Am nächsten Tag stand ein Kanu Trip auf dem Plan. Die Kanus dafür konnte Hannah kostenlos von ihrem Hotel mieten und so sind wir gemütlich zu der Insel im See gepaddelt. Die Erkundung der Gegend ging danach mit dem Rad weiter, bis wir gegen Abend den Hausberg Wankas, den Mt. Iron, bestiegen (sieht aus wie ein riesen Bügeleisen) und auf dem Rückweg in der Puzzling World einkehrten. Nachdem unsere Beine und Arme schon recht beansprucht waren, kamen hier nun unsere Gehirne bei verschiedensten Geduldsspielen zum Zuge. Die Abende verbrachten wir bei gemeinsamen Kochen mit Freunden, DVD schauen und erzählen. Da ich als Nächstes vor hatte mir den Milford Sound endlich anzuschauen, wollte ich auch schönes Wetter dafür haben. Aber die folgenden Tage zeigten Regen, und deshalb blieb ich noch einen Tag länger als geplant, sah mir faul die Filme zu den ‚Sex and the City‘ an und machte lange Spaziergänge am See.

Mein Weg führte mich erneut nach Queenstown, wo ich diesmal, dank meiner letzten Erkundungen hier, einen guten Übernachtungsplatz direkt am See wusste. Zuvor ging es aber noch über die Goldgräberstädte Cromwell und das tolle Arrowtown. An der Kawarau Bridge, dem Ort an dem das Bungee Jumping erfunden wurde, schaute ich den Mutigen Springern über die Schulter, und dachte so bei mir: Das wäre nichts für mich... Am nächsten Tag machte ich dann mit dem Rad die Kelvinpeninsula bei Queenstown unsicher und genoss die Sonne am Lake, vor der grandiosen Kulisse des steilen Remarkables Gebirges.

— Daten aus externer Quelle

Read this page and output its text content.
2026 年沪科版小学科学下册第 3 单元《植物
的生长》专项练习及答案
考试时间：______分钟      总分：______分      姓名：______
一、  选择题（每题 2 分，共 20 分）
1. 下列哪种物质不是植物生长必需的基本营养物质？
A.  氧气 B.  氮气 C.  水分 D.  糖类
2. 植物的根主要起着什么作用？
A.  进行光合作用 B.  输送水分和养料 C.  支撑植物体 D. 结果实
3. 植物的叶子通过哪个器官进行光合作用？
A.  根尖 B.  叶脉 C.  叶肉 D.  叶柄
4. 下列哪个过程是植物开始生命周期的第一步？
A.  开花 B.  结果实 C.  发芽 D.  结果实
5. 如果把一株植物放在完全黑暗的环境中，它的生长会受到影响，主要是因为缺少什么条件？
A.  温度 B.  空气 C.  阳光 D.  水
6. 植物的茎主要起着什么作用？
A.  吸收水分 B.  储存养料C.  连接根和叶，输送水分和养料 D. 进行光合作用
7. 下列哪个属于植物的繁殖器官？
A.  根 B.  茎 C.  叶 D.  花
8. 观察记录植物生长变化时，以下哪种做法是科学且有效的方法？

In Te Anau, dem Tor zum Milford Sound, nahm ich mir diesmal etwas länger Zeit, um das Städtchen am gleichnamigen See besser kennen zu lernen. Es hat unter anderem ein hübsches Kino, indem ich mir den Film über Milford anschaute. Nachdem ich von einem DOC-Mitarbeiter am Abend zuvor, freundlich darauf hingewiesen wurde, dass ich nicht an meiner Stelle in der Stadt übernachten darf, habe ich eine gute Nacht auf einem kostenlosen Campingplatz ganz in der Näher verbracht. Am Morgen war ich ein bisschen traurig, denn die Sonne wollte noch immer nicht so richtig scheinen. Nichts desto Trotz ging es auf die 120km lange Fahrt zum Sound. Die Strecke allein ist fantastisch! Berge ragen fast senkrecht in den Himmel und Wasserfälle kommen aus allen Ritzen. Da es die Tage vorher soviel geregnet hatte, waren es unbeschreiblich viele temporäre Fälle, die man sonst, wenn es lange schön ist, gar nicht sehen würde. Und es kam noch besser... die Sonne kam heraus und die Gipfel waren sogar schneebedeckt! Aber seht selbst... hier ist ein klassisches Beispiel dafür, dass man manchmal so schönen Erlebnisse gar nicht richtig in Fotos festhalten kann. Ich hab mein bestes versucht! Die anschließende Bootsfahrt auf dem Sound hinaus aufs Meer, im Abendlicht, mit vielen Seerobben und fantastischen Wasserfällen hat dem ganzen Tag noch die Krone aufgesetzt.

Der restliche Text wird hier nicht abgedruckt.